Voicing its support to Syrian people, the White House said President Bashar al-Assad has lost legitimacy and must go, after the US secretary of state John Kerry met the Syrian opposition leaders and announced additional aid in Rome.
"Bashar al-Assad has lost all legitimacy and must go. We stand united with the Syrian people on this, and we will continue to offer support to the Syrian opposition even as other countries choose to make it possible for Assad to continue his violent campaign against his own people," Jay Carney, the White House press secretary told reporters.
On Thursday, Kerry announced an additional $60 million nonlethal support to the Syrian Opposition Coalition.
"He stood with our partners in that coalition and reaffirmed the commitment of President Obama to help the Syrian people transition to a Democratic inclusive and peaceful Syria," Carney said yesterday.
"Kerry announced today that to translate our support into tangible assistance, we will provide an additional $60 million in nonlethal support to the Coalition's operational needs.

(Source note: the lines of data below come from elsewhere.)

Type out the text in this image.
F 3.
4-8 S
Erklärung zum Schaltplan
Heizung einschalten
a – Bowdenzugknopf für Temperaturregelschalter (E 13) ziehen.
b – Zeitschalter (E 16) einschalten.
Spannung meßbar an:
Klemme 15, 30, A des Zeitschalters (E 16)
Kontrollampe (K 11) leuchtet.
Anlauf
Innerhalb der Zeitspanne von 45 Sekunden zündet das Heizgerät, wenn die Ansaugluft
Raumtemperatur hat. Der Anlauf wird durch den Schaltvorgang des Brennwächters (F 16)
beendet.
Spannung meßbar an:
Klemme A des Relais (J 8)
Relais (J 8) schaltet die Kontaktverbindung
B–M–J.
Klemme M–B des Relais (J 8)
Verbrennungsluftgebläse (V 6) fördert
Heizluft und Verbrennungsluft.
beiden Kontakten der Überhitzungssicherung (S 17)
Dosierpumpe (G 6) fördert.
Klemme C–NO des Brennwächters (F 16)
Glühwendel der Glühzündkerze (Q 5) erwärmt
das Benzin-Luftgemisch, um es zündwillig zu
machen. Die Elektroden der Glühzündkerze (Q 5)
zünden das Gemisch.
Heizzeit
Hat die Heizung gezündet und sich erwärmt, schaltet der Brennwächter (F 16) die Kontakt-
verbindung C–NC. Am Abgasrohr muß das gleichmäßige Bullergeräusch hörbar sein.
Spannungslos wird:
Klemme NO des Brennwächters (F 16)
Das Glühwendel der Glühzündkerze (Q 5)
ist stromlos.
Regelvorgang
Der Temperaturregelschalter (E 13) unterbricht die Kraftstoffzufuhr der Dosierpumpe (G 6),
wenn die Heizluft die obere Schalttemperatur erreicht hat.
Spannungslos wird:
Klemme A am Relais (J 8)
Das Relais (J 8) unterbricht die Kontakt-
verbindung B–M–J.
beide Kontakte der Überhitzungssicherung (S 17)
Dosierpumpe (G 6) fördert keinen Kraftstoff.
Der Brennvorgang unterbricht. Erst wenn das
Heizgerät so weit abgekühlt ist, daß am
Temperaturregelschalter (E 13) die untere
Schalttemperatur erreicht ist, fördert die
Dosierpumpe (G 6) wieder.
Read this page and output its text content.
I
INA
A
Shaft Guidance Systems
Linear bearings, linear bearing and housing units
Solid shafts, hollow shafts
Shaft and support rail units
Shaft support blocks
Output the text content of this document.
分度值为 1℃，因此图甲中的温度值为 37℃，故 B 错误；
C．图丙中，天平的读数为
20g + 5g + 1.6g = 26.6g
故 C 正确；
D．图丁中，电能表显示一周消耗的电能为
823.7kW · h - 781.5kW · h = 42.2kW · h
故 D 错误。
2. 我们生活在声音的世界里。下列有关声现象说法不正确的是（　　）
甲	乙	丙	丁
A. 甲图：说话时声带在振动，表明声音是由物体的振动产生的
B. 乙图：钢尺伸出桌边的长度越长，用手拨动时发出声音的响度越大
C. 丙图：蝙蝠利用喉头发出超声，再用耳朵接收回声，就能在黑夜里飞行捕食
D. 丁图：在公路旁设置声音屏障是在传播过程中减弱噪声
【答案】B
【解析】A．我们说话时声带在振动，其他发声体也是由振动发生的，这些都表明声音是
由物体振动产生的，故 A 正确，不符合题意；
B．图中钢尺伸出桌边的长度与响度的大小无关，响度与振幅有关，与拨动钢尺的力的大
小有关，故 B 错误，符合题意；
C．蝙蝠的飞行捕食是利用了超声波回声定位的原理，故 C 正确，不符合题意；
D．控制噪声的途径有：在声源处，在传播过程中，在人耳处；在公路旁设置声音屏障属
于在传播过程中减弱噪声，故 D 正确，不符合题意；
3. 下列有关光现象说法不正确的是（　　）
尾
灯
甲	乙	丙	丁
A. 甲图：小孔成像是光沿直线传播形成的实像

"..That comes on top of $50 million already provided in nonlethal assistance to the opposition, and is separate from the $385 million in humanitarian assistance that we have been providing to the Syrian population," he said.
The Syrian Opposition, according to the State Department, has notified the US of some very credible reporting of another massacre.
"Seventy-two bodies discovered in the city of Maalikiyah, west of the Al-Shifa, the area of Al-Shifa near Aleppo. They were identified Wednesday evening.
"...So this is another sign of horrific violence that the opposition has reported. We continue to see Scuds in the area of Aleppo. That has not ceased, so the violence continues," the State Department spokesman, Patrick Ventrell said.
This is the first time that the US has publicly committed itself to sending nonlethal support to Syria's armed opposition.
"The shift is intended to empower Syria's moderate forces, although it falls short of the weapons and equipment that Syrian rebels have requested," Elizabeth O'Bagy of the Institute for the Study of War said.
"This policy decision against providing lethal aid is largely due to concerns over the emergence of powerful Islamist brigades and extremist groups in Syria.
"..By offering support through the new military command, the US is looking to build a better relationship with Syria's armed opposition and check the radical elements within its ranks," Elizabeth said.